Although the NCSC has always worked to protect democracy from cyber-attacks, this year’s report highlights the ways in which this role has been challenged by the 2019 general election and introduction of a ‘virtual parliament’ as well as their continued work supporting the UK leave the European Union. The review reiterates that Russian actors sought to interfere in the 2019 General Election and also highlights a number of Distributed Denial of Service (DDoS) attacks against political party websites early in the campaign.  

Building a resilient nation 

This chapter provides an overview of the NCSC’s work with the Military and steps being taken closer to home to protect citizens from cyber-crimes. This includes the NCSC’s work with City of London Police to encourage people to forward emails they thought could be malicious- a service which has received over 2.3million reports since its launch 4 months ago.  

Defending the digital homeland 24/7 

In the last year the NCSC dealt with 723 cyber security incidents involving almost 1200 victims. These are the highest annual totals since the NCSC was formed in 2016.  

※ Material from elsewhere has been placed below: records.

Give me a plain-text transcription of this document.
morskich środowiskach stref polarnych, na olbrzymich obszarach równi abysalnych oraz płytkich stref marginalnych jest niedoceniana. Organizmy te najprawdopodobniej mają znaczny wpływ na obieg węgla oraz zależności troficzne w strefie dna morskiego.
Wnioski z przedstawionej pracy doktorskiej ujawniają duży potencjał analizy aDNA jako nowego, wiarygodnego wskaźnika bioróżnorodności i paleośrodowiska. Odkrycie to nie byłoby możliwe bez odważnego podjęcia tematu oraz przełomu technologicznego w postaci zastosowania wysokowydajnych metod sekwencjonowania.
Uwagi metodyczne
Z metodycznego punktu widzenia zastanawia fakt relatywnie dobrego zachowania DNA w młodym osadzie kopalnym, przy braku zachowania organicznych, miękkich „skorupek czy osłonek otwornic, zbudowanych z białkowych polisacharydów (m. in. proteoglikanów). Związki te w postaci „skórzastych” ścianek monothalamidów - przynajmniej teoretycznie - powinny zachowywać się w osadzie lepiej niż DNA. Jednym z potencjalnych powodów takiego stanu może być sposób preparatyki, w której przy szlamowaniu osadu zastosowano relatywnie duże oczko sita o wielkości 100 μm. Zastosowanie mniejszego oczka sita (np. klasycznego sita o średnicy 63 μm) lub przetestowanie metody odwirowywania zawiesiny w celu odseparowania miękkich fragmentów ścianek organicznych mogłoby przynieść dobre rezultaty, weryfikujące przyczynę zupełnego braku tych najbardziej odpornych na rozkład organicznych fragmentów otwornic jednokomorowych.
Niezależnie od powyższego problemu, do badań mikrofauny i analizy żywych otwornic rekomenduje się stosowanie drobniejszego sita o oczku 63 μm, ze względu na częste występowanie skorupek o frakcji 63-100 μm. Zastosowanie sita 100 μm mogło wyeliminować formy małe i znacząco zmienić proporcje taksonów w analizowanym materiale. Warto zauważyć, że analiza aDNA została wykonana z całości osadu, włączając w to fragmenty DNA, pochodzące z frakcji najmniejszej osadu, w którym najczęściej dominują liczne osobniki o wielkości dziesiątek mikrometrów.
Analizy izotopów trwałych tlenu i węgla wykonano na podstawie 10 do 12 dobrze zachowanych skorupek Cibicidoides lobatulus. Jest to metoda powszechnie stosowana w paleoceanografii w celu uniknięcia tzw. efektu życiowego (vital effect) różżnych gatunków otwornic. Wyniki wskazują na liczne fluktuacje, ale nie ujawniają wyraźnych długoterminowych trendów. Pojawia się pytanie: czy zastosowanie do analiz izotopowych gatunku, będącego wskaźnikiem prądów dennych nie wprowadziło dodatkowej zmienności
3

The review also reveals that the nature of cyber-attacks has changed since 2017, with an increase in phishing attacks (from 72% to 86%), and a fall in attacks involving viruses or other malware (from 33% to 16%). See page 84 for a map illustrating the broad geographic spread across the UK of all the cyber incidents between February-July.  

On 5G, the review states that going into 2021, the NCSC is actively supporting DCMS’s diversification strategy. The review also references the NCSC’s analysis into telecoms security risks and their role informing on the forthcoming Telecommunications (Security) Bill.